Reputation: 190
I have sensors emitting data every ~20 seconds. However sometimes these are in trouble and doesn't emit data for minutes or hours.
I would like to fetch those disconnection and know how long these last.
So I tried with the function time_bucket
to count number of data by bucket of 5 minutes (for example), but this function only affect the data itself.
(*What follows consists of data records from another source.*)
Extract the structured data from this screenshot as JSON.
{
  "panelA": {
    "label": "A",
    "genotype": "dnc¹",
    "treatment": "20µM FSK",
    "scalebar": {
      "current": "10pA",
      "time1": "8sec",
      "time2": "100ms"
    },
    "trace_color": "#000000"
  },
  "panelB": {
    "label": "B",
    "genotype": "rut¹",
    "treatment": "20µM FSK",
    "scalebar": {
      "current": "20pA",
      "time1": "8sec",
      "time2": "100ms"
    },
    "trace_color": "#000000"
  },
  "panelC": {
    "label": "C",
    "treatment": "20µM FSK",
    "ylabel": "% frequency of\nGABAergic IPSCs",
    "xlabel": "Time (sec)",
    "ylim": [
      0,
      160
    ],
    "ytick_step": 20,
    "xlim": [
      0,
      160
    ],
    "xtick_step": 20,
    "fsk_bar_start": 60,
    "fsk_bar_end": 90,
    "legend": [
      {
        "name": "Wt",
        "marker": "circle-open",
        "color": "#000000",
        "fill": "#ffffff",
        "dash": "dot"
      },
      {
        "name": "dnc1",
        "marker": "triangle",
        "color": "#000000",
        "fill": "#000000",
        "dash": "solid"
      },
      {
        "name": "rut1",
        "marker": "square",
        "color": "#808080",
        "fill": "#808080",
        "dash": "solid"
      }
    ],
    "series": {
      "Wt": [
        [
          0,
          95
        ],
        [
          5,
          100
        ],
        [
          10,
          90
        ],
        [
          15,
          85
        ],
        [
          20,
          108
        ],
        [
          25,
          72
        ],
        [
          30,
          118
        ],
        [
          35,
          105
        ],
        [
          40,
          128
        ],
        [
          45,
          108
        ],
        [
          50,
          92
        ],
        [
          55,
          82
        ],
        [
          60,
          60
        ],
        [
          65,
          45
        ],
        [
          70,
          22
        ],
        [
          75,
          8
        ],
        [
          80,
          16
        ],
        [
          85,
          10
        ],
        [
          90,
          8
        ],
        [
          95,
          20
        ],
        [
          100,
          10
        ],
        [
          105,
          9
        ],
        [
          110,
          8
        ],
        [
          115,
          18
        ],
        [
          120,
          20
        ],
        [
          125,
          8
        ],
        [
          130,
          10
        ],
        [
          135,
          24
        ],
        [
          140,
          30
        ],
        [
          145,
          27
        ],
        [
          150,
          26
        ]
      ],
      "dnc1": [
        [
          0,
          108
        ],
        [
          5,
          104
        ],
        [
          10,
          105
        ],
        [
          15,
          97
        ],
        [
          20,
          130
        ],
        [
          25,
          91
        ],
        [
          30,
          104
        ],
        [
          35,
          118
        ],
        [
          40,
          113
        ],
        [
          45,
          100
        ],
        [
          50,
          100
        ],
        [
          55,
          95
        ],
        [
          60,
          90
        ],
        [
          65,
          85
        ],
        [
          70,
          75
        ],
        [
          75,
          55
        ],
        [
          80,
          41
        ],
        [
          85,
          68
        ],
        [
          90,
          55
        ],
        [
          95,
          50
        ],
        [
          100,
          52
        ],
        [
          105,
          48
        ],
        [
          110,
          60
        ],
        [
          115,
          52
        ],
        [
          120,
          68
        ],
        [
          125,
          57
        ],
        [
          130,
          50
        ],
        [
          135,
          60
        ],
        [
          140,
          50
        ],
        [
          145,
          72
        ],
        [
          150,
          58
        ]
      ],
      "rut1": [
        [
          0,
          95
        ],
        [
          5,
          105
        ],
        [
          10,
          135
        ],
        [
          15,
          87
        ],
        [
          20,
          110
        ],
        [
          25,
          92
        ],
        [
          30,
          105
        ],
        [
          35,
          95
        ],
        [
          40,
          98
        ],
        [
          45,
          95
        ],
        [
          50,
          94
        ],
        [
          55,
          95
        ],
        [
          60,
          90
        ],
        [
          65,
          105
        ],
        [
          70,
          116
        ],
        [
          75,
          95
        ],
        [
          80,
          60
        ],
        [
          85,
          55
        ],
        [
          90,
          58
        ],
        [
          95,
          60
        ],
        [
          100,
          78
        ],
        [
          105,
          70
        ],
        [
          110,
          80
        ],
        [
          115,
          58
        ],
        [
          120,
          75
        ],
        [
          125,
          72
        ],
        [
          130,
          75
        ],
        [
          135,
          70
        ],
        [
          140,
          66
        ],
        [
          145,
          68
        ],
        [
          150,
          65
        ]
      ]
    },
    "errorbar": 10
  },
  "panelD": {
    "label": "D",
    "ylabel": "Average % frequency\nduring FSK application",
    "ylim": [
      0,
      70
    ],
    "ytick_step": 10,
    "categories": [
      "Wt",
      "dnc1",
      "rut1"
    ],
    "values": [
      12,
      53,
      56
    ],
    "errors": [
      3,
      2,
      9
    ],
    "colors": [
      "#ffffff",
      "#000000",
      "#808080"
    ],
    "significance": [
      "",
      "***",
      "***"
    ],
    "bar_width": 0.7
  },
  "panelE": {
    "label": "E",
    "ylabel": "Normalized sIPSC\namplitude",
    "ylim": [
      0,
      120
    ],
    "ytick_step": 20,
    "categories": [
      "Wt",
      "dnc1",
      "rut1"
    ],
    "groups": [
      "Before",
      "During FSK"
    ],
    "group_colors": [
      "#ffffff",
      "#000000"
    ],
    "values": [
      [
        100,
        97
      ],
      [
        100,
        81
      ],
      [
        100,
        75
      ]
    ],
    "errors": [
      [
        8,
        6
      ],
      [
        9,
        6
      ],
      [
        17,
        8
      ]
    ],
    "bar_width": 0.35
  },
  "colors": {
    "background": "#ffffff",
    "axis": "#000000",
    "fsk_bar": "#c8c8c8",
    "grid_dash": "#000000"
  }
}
So it isn't possible to fetch bucket HAVING COUNT(*) = 0.
I tried this :
SELECT time_bucket('5 minutes', datetime) AS bucket, COUNT(*) AS nb_datas
FROM measures
WHERE id_sensor = 123456
GROUP BY bucket
HAVING COUNT(*) = 0
ORDER BY bucket DESC;
But logically it return nothing.
A little help would be apprecied :)
Upvotes: 5
Views: 3277
Reputation: 351
You may be interested in gap filling, which is described in the TimescaleDB docs at: http://docs.timescale.com/using-timescaledb/reading-data#gap-filling
Upvotes: 3
Reputation: 190
Here the solution I found thanks to TimescaleDB github :
SELECT period.date
FROM (
SELECT generate_series(date '2018-01-09 00:00:00', now(), interval '5 minutes') date
) as period
WHERE period.date NOT IN (
SELECT
time_bucket('5 minutes', datetime) AS date
FROM measures
WHERE id_sensor = '123456'
AND datetime >= '2018-01-09 00:00:00'
GROUP BY date
ORDER BY date
)
It use generate_series function from PostgreSQL to fill buckets, then substract buckets with datas to leave only those HAVING COUNT(*) = 0.